International Screening Fees: When your film plays at film festivals internationally, most festivals pay what is called a screening fee. That is, they pay the filmmakers money to screen their film. This is customarily a 50/50 split between the International Sales Agent and the filmmaker.
Prize Money: If there is any prize money for the film, make sure to try and work in a clause that says the filmmaker gets 100% of it.
Kickstarter helped us, A LOT.
When we finally decided to release "I Am Not A Hipster" ourselves, we were heavily encouraged by Joseph Beyer, Missy Laney, and Chris Horton (three of the masterminds behind #ArtistServices) to do a Kickstarter campaign. At the time, I honestly didn’t know too much about the service. The money we raised on Kickstarter was incredibly liberating and perhaps the most honest way to get the film out into the world. We were able to raise $30,788 dollars to pay for all the deliverables (E and O insurance, Closed Captioning, DVD and Blu Rays, etc). We also used Kickstarter as a way to help pre-sell the DVDs, by offering it as a reward. The process was stressful and almost like a full-time job, but we did get a lot of wonderful support for our film and it actually made our "I Am Not A Hipster" family extend to a whole new community of Kickstarter supporters.
Your filmmaking community is your greatest ally.
Hands down the best people that helped us along the way were other filmmakers. I can't stress this enough. If you glean nothing else from this write up, leave with this -- reach out to other filmmakers and ask them for advice. I had so many people help me out, that it is in part why I wanted to write this. If there is a distributor or platform that you are curious about, I would strongly recommend you see what other filmmakers have used that platform or distributor, reach out to them and ask their opinion. Off the record, filmmakers will speak very candidly about the pros and cons of certain distributors and platforms, and that is the most useful information you can get. The same goes for finding lawyers to negotiate deals, sales agents, film festivals, and the like. Ask other filmmakers who have been through it before and find out the inside scoop.
What it boils down to: Get your film out there!

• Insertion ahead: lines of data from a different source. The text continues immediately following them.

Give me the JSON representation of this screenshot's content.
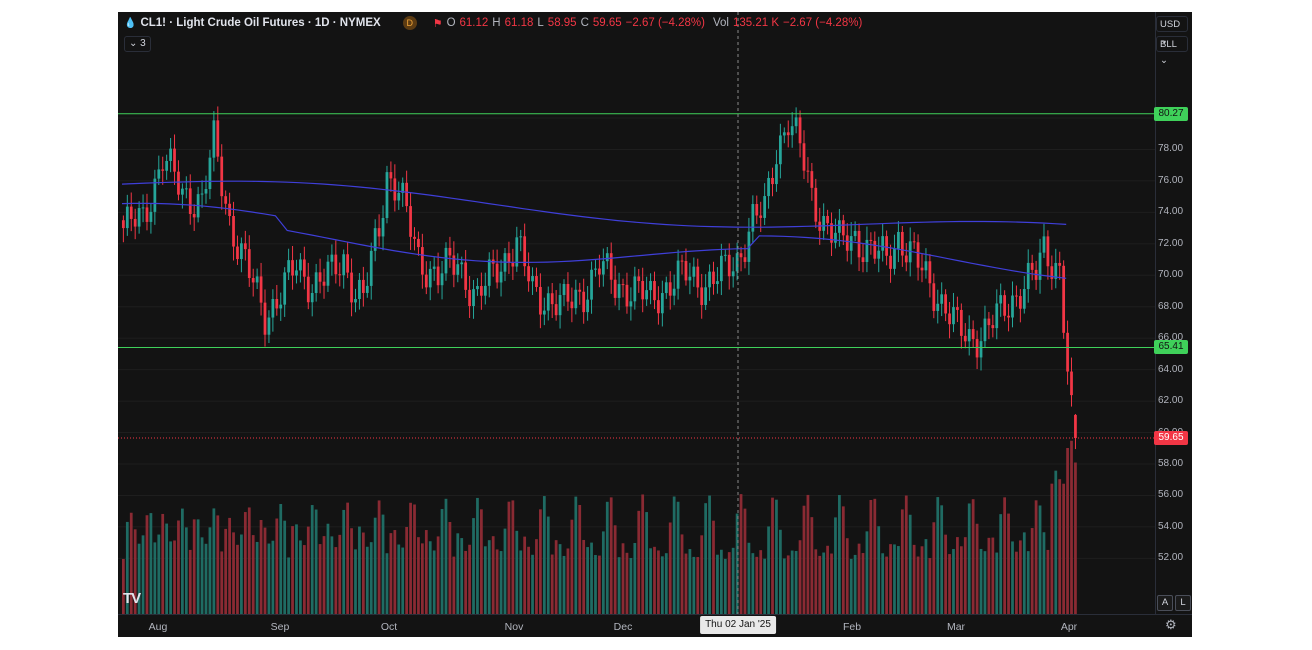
{
  "legend": {
    "symbol": "CL1! · Light Crude Oil Futures · 1D · NYMEX",
    "badge": "D",
    "open_label": "O",
    "open": "61.12",
    "high_label": "H",
    "high": "61.18",
    "low_label": "L",
    "low": "58.95",
    "close_label": "C",
    "close": "59.65",
    "change": "−2.67 (−4.28%)",
    "vol_label": "Vol",
    "vol": "135.21 K",
    "vol_change": "−2.67 (−4.28%)"
  },
  "indicators_toggle": "3",
  "currency_select": "USD",
  "unit_select": "BLL",
  "price_axis_labels": [
    "80.00",
    "78.00",
    "76.00",
    "74.00",
    "72.00",
    "70.00",
    "68.00",
    "66.00",
    "64.00",
    "62.00",
    "60.00",
    "58.00",
    "56.00",
    "54.00",
    "52.00"
  ],
  "horizontal_lines": {
    "upper": "80.27",
    "lower": "65.41"
  },
  "last_price": "59.65",
  "time_axis_labels": [
    "Aug",
    "Sep",
    "Oct",
    "Nov",
    "Dec",
    "Feb",
    "Mar",
    "Apr"
  ],
  "crosshair_label": "Thu 02 Jan '25",
  "buttons": {
    "auto": "A",
    "log": "L"
  },
  "logo_text": "TV",
  "colors": {
    "up": "#26a69a",
    "down": "#f23645",
    "ma": "#3f3fd9",
    "hline": "#3fd15a",
    "background": "#131313"
  },
  "chart_data": {
    "type": "candlestick",
    "ylim": [
      57.5,
      81.5
    ],
    "approx_close_path": [
      [
        0,
        73.0
      ],
      [
        5,
        73.6
      ],
      [
        10,
        77.5
      ],
      [
        15,
        75.2
      ],
      [
        20,
        74.7
      ],
      [
        23,
        78.4
      ],
      [
        27,
        73.5
      ],
      [
        32,
        70.0
      ],
      [
        36,
        67.5
      ],
      [
        39,
        68.5
      ],
      [
        44,
        70.5
      ],
      [
        48,
        69.5
      ],
      [
        53,
        70.0
      ],
      [
        56,
        71.0
      ],
      [
        59,
        69.0
      ],
      [
        61,
        68.5
      ],
      [
        65,
        73.0
      ],
      [
        67,
        76.5
      ],
      [
        70,
        75.5
      ],
      [
        75,
        71.0
      ],
      [
        80,
        70.0
      ],
      [
        85,
        70.8
      ],
      [
        90,
        68.5
      ],
      [
        95,
        70.5
      ],
      [
        100,
        72.0
      ],
      [
        104,
        69.0
      ],
      [
        108,
        68.5
      ],
      [
        112,
        68.0
      ],
      [
        117,
        69.0
      ],
      [
        121,
        70.5
      ],
      [
        125,
        69.5
      ],
      [
        130,
        69.0
      ],
      [
        134,
        68.5
      ],
      [
        139,
        69.5
      ],
      [
        143,
        70.0
      ],
      [
        148,
        69.5
      ],
      [
        152,
        70.0
      ],
      [
        156,
        71.0
      ],
      [
        160,
        73.5
      ],
      [
        163,
        74.0
      ],
      [
        166,
        78.0
      ],
      [
        169,
        80.0
      ],
      [
        172,
        78.0
      ],
      [
        175,
        75.0
      ],
      [
        178,
        73.5
      ],
      [
        182,
        72.0
      ],
      [
        186,
        72.5
      ],
      [
        190,
        71.5
      ],
      [
        194,
        71.0
      ],
      [
        197,
        72.5
      ],
      [
        201,
        71.0
      ],
      [
        205,
        69.5
      ],
      [
        209,
        68.0
      ],
      [
        212,
        66.5
      ],
      [
        215,
        66.0
      ],
      [
        219,
        66.5
      ],
      [
        223,
        67.5
      ],
      [
        226,
        68.5
      ],
      [
        229,
        69.5
      ],
      [
        232,
        70.0
      ],
      [
        234,
        71.5
      ],
      [
        236,
        71.0
      ],
      [
        238,
        70.5
      ],
      [
        240,
        64.0
      ],
      [
        241,
        61.0
      ],
      [
        242,
        59.65
      ]
    ],
    "moving_averages": [
      {
        "start": 75.8,
        "end": 72.5
      },
      {
        "start": 73.8,
        "end": 70.6
      }
    ],
    "last": {
      "open": 61.12,
      "high": 61.18,
      "low": 58.95,
      "close": 59.65
    }
  }
}
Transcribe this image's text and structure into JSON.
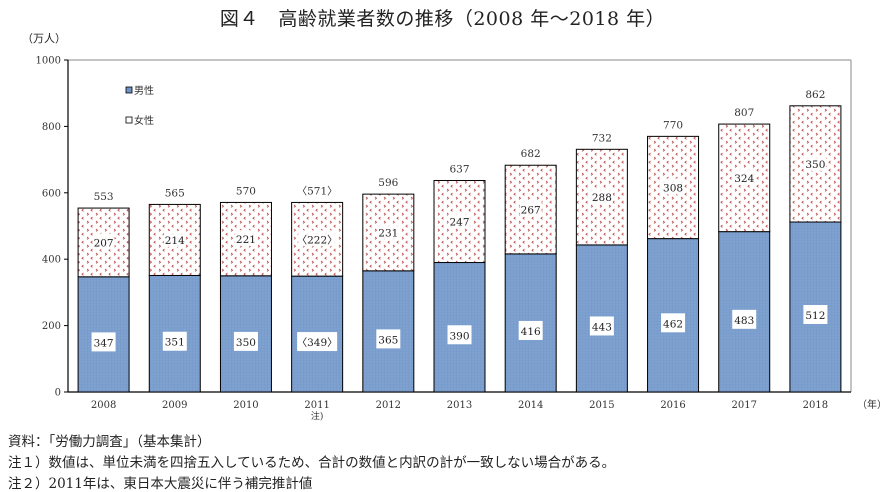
{
  "chart_data": {
    "type": "bar",
    "stacked": true,
    "title": "図４　高齢就業者数の推移（2008 年～2018 年）",
    "ylabel": "（万人）",
    "xlabel": "（年）",
    "ylim": [
      0,
      1000
    ],
    "yticks": [
      0,
      200,
      400,
      600,
      800,
      1000
    ],
    "categories": [
      "2008",
      "2009",
      "2010",
      "2011",
      "2012",
      "2013",
      "2014",
      "2015",
      "2016",
      "2017",
      "2018"
    ],
    "category_notes": [
      "",
      "",
      "",
      "注)",
      "",
      "",
      "",
      "",
      "",
      "",
      ""
    ],
    "series": [
      {
        "name": "男性",
        "color": "#7ea1d0",
        "values": [
          347,
          351,
          350,
          349,
          365,
          390,
          416,
          443,
          462,
          483,
          512
        ],
        "labels": [
          "347",
          "351",
          "350",
          "〈349〉",
          "365",
          "390",
          "416",
          "443",
          "462",
          "483",
          "512"
        ]
      },
      {
        "name": "女性",
        "color": "#c0504d",
        "pattern": "dotted-chevrons",
        "values": [
          207,
          214,
          221,
          222,
          231,
          247,
          267,
          288,
          308,
          324,
          350
        ],
        "labels": [
          "207",
          "214",
          "221",
          "〈222〉",
          "231",
          "247",
          "267",
          "288",
          "308",
          "324",
          "350"
        ]
      }
    ],
    "totals": [
      553,
      565,
      570,
      571,
      596,
      637,
      682,
      732,
      770,
      807,
      862
    ],
    "total_labels": [
      "553",
      "565",
      "570",
      "〈571〉",
      "596",
      "637",
      "682",
      "732",
      "770",
      "807",
      "862"
    ],
    "legend": {
      "placement": "top-left-inside",
      "entries": [
        "男性",
        "女性"
      ]
    },
    "grid": false
  },
  "notes": {
    "source": "資料：「労働力調査」（基本集計）",
    "note1": "注１）数値は、単位未満を四捨五入しているため、合計の数値と内訳の計が一致しない場合がある。",
    "note2": "注２）2011年は、東日本大震災に伴う補完推計値"
  }
}
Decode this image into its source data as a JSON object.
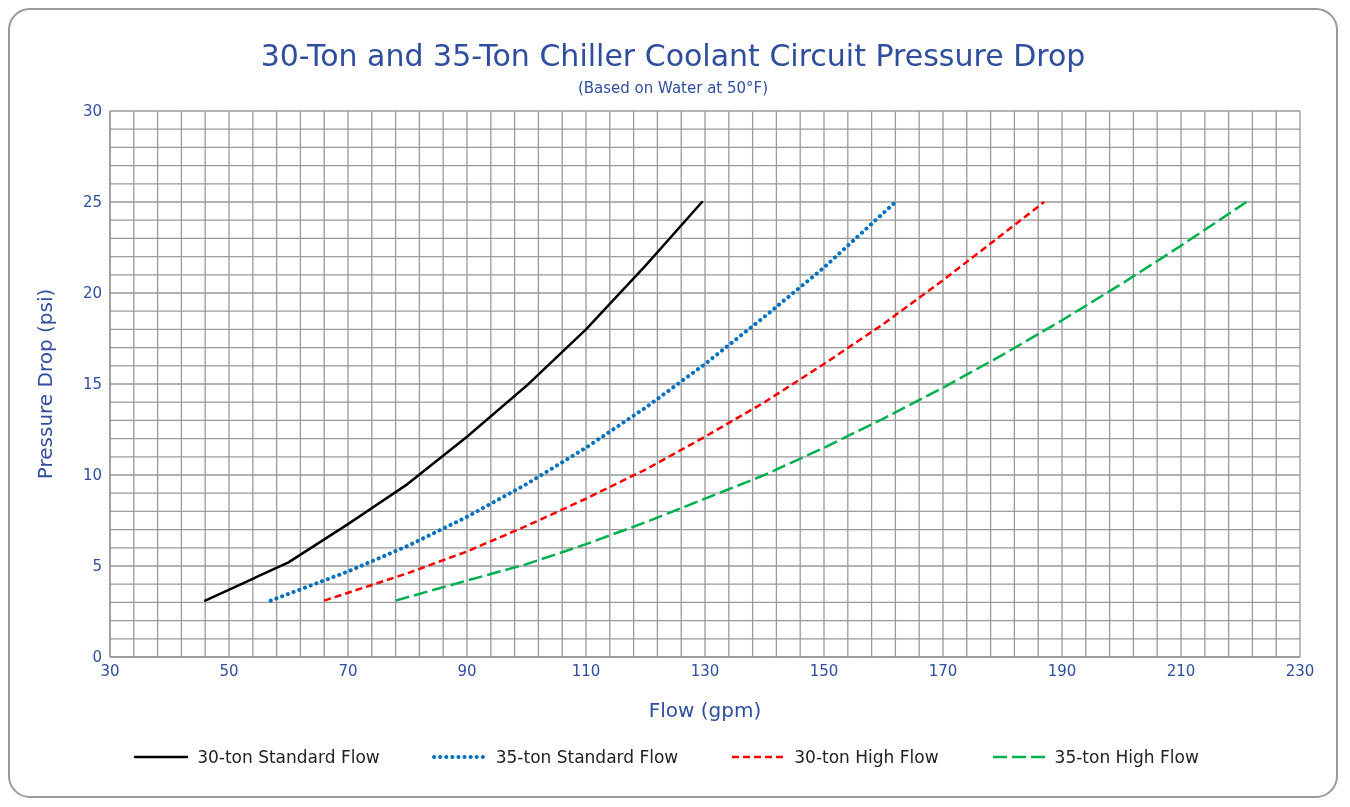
{
  "chart_data": {
    "type": "line",
    "title": "30-Ton and 35-Ton Chiller Coolant Circuit Pressure Drop",
    "subtitle": "(Based on Water at 50°F)",
    "xlabel": "Flow (gpm)",
    "ylabel": "Pressure Drop (psi)",
    "xlim": [
      30,
      230
    ],
    "xticks": [
      30,
      {
        "value": 34,
        "label": null
      },
      {
        "value": 38,
        "label": null
      },
      {
        "value": 42,
        "label": null
      },
      {
        "value": 46,
        "label": null
      },
      50,
      {
        "value": 54,
        "label": null
      },
      {
        "value": 58,
        "label": null
      },
      {
        "value": 62,
        "label": null
      },
      {
        "value": 66,
        "label": null
      },
      70,
      {
        "value": 74,
        "label": null
      },
      {
        "value": 78,
        "label": null
      },
      {
        "value": 82,
        "label": null
      },
      {
        "value": 86,
        "label": null
      },
      90,
      {
        "value": 94,
        "label": null
      },
      {
        "value": 98,
        "label": null
      },
      {
        "value": 102,
        "label": null
      },
      {
        "value": 106,
        "label": null
      },
      110,
      {
        "value": 114,
        "label": null
      },
      {
        "value": 118,
        "label": null
      },
      {
        "value": 122,
        "label": null
      },
      {
        "value": 126,
        "label": null
      },
      130,
      {
        "value": 134,
        "label": null
      },
      {
        "value": 138,
        "label": null
      },
      {
        "value": 142,
        "label": null
      },
      {
        "value": 146,
        "label": null
      },
      150,
      {
        "value": 154,
        "label": null
      },
      {
        "value": 158,
        "label": null
      },
      {
        "value": 162,
        "label": null
      },
      {
        "value": 166,
        "label": null
      },
      170,
      {
        "value": 174,
        "label": null
      },
      {
        "value": 178,
        "label": null
      },
      {
        "value": 182,
        "label": null
      },
      {
        "value": 186,
        "label": null
      },
      190,
      {
        "value": 194,
        "label": null
      },
      {
        "value": 198,
        "label": null
      },
      {
        "value": 202,
        "label": null
      },
      {
        "value": 206,
        "label": null
      },
      210,
      {
        "value": 214,
        "label": null
      },
      {
        "value": 218,
        "label": null
      },
      {
        "value": 222,
        "label": null
      },
      {
        "value": 226,
        "label": null
      },
      230
    ],
    "ylim": [
      0,
      30
    ],
    "yticks": [
      0,
      {
        "value": 1,
        "label": null
      },
      {
        "value": 2,
        "label": null
      },
      {
        "value": 3,
        "label": null
      },
      {
        "value": 4,
        "label": null
      },
      5,
      {
        "value": 6,
        "label": null
      },
      {
        "value": 7,
        "label": null
      },
      {
        "value": 8,
        "label": null
      },
      {
        "value": 9,
        "label": null
      },
      10,
      {
        "value": 11,
        "label": null
      },
      {
        "value": 12,
        "label": null
      },
      {
        "value": 13,
        "label": null
      },
      {
        "value": 14,
        "label": null
      },
      15,
      {
        "value": 16,
        "label": null
      },
      {
        "value": 17,
        "label": null
      },
      {
        "value": 18,
        "label": null
      },
      {
        "value": 19,
        "label": null
      },
      20,
      {
        "value": 21,
        "label": null
      },
      {
        "value": 22,
        "label": null
      },
      {
        "value": 23,
        "label": null
      },
      {
        "value": 24,
        "label": null
      },
      25,
      {
        "value": 26,
        "label": null
      },
      {
        "value": 27,
        "label": null
      },
      {
        "value": 28,
        "label": null
      },
      {
        "value": 29,
        "label": null
      },
      30
    ],
    "grid": true,
    "legend": "bottom",
    "series": [
      {
        "name": "30-ton Standard Flow",
        "color": "#000000",
        "line_style": "solid",
        "x": [
          46,
          60,
          70,
          80,
          90,
          100,
          110,
          120,
          129.5
        ],
        "values": [
          3.1,
          5.2,
          7.3,
          9.5,
          12.1,
          14.9,
          18,
          21.5,
          25
        ]
      },
      {
        "name": "35-ton Standard Flow",
        "color": "#0070c0",
        "line_style": "dotted",
        "x": [
          57,
          70,
          80,
          90,
          100,
          110,
          120,
          130,
          140,
          150,
          162
        ],
        "values": [
          3.1,
          4.7,
          6.1,
          7.7,
          9.5,
          11.5,
          13.7,
          16.1,
          18.7,
          21.4,
          25
        ]
      },
      {
        "name": "30-ton High Flow",
        "color": "#ff0000",
        "line_style": "dashed",
        "x": [
          66,
          80,
          90,
          100,
          110,
          120,
          130,
          140,
          150,
          160,
          170,
          187
        ],
        "values": [
          3.1,
          4.6,
          5.8,
          7.2,
          8.7,
          10.3,
          12.1,
          14,
          16.1,
          18.3,
          20.7,
          25
        ]
      },
      {
        "name": "35-ton High Flow",
        "color": "#00b050",
        "line_style": "longdash",
        "x": [
          78,
          90,
          100,
          110,
          120,
          130,
          140,
          150,
          160,
          170,
          180,
          190,
          200,
          210,
          221
        ],
        "values": [
          3.1,
          4.2,
          5.1,
          6.2,
          7.4,
          8.7,
          10,
          11.5,
          13.1,
          14.8,
          16.6,
          18.5,
          20.5,
          22.6,
          25
        ]
      }
    ]
  }
}
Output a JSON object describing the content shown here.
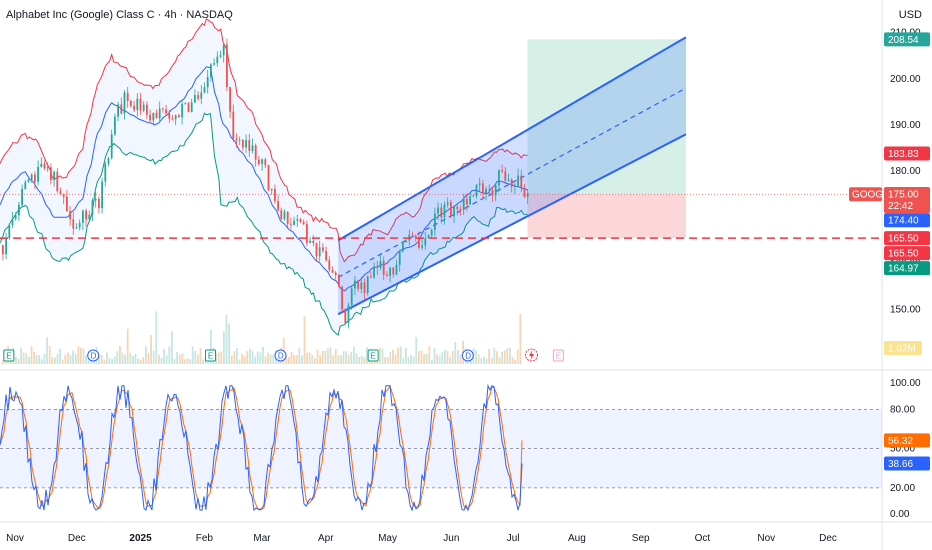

Every film is going to navigate down its own unique path. The quicker you make your decisions, the better. Filmmakers often don’t realize that it takes months for cable operators, theaters, and even iTunes and Netflix to slot your film to be played. Once you make all your decisions, expect four to six months before most things can even be implemented, so you need to be prepared very far in advance.
I had to learn a lot of lessons along the way to distributing our movie, but ultimately we are thrilled with how things turned out for I Am Not A Hipster and that, after all that hard work, people can see the movie worldwide. I hope some of these tips help you in your filmmaking endeavors and wish you the best of luck!